Physicians' Academy for Cardiovascular Education

Subclinical atherosclerosis found in over half of individuals considered low-risk by risk scores

Literature - Fernández-Friera L et al., Circulation. April 16, 2015

Prevalence, Vascular Distribution and Multi-territorial Extent of Subclinical Atherosclerosis in a Middle-Aged Cohort: The PESA (Progression of Early Subclinical Atherosclerosis) Study

Fernández-Friera L, Peñalvo JL, Fernández-Ortiz A et al.,
Circulation. April 16, 2015. doi: 10.1161/CIRCULATIONAHA.114.014310


The natural history of atherosclerosis involves a subclinical phase. Currently, risk stratification scores rely on identifiable risk factors and levels of biochemical markers, but in low-risk groups conventional risk assessment has well-recognised limitations [1,2].
Noninvasive imaging techniques, including vascular ultrasound, computed tomography (CT) and magnetic resonance imaging, allow evaluation of atherosclerosis in asymptomatic populations. Indeed, the presence of subclinical carotid atherosclerosis and coronary artery calcification (CAC) has been linked to clinical outcomes in the MESA study [3-5] and the US High Risk Plaque Study [6].
Many imaging studies evaluated individual vascular territories, although a multi-territory analysis might give a more comprehensive overview of the burden of this systemic condition. The prospective PESA (Progression of Early Subclinical Atherosclerosis) study evaluated atherosclerosis in the carotid, aortic, coronary and ilio-femoral territories, by means of accessible noninvasive imaging techniques in asymptomatic middle-aged individuals, without prior CV disease [7]. This article presents the prevalence, vascular distribution and extent of subclinical atherosclerosis (presence of plaque or CACS>1) in relatively young adults (n=4002, average age 45.8 years), and the relation of these features to CV risk algorithms.

Main results

  • The prevalence of subclinical atherosclerosis was 63%. Plaques were detected by ultrasound in 60% of individuals, of whom 31% had plaques in the carotids, 25% in the aorta and 44% in the ilio-femoral arteries. 18% of participants had CAC (CACS 1-99: 14%, 100-399: 3% and >400: 0.7%).
  • Men (71%) more often showed subclinical atherosclerosis that women (48%). Prevalence of atherosclerosis increased with age for both genders and in all vascular territories.
  • Presence of ilio-femoral disease was more strongly correlated with aortic disease (HR: 4.85, 95%CI: 4.09-5.75, P<0.001) and CAC (HR: 3.16, 95%CI: 2.60-3.94, P<0.001) than with carotid disease (HR: 2.13, 95%CI: 1.84-2.64, P<0.001).
  • 21% of patients showed focal disease, 28% intermediate and 13% generalised disease. Generalised disease was more common in men than in women, and increased with age, and with presence of obesity and traditional risk factors.
  • The extent of subclinical atherosclerosis in men of 40-44 years was similar to the extent in women who were 5-10 years older.
  • In the PESA cohort, mean Framingham Heart Study (FHS) 10-year risk score was 6%, with 85% of participants at low-risk, 14% at moderate risk and 1% at high risk. According to the European SCORE model, 85% were at low-risk and 15% at moderate-high risk.
    Among participants at low 10-year FHS risk, 58% had subclinical atherosclerosis, of whom 36% had intermediate or generalised disease. 95% of FHS high-risk individuals had atherosclerosis (86% intermediate or generalised). Similar proportions were seen for SCORE.
    When using the 10-year ASCVD risk algorithm, subclinical atherosclerosis was seen in 57% of people in the <5% group, as compared with 80% in 5-7.5% and 92% in the >7.5% group.

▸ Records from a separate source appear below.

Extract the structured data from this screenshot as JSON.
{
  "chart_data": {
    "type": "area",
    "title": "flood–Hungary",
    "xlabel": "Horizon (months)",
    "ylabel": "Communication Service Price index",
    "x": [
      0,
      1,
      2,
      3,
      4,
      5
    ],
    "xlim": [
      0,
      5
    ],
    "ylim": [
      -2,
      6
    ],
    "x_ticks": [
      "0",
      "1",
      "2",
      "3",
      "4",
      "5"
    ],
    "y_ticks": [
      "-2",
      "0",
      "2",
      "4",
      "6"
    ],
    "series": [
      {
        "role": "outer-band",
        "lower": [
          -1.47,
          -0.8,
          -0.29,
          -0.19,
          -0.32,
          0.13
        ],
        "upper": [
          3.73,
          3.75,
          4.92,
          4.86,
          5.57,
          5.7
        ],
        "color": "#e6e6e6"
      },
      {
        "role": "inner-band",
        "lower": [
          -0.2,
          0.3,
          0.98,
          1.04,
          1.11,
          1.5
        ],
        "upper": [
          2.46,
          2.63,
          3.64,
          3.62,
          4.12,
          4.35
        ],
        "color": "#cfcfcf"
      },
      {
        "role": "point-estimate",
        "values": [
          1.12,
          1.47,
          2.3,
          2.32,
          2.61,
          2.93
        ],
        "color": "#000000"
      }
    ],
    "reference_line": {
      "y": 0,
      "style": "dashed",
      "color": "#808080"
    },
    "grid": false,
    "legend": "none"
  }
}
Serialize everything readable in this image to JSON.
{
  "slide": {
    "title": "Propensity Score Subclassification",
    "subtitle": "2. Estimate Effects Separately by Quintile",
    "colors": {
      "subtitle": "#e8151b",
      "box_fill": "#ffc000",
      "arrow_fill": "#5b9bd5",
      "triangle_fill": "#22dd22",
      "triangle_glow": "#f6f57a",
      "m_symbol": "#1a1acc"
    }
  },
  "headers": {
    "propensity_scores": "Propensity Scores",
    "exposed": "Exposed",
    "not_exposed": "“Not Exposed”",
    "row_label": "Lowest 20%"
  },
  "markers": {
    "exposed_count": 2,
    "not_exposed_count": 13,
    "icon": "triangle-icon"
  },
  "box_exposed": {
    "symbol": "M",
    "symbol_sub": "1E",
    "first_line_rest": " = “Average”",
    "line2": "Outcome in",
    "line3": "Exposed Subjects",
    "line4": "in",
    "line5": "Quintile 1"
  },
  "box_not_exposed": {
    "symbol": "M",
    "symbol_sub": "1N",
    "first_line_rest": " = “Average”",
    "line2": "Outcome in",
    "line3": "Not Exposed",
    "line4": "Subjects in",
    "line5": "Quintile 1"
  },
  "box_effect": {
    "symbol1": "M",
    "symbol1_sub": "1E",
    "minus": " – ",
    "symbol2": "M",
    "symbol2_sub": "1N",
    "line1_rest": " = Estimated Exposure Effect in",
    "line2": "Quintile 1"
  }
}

This study in the PESA cohort shows that subclinical atherosclerosis is highly prevalent in middle-aged asymptomatic individuals, and that the ilio-femoral territory is the most frequently affected site at early stages of atherosclerosis. Most individuals considered to be at high risk by traditional risk scores indeed have subclinical atherosclerosis, but atherosclerosis is also seen in almost 60% of participants who are classified at low risk according to the risk scores. Ongoing PESA follow-up will allow investigation of the association between subclinical disease and subsequent CV events.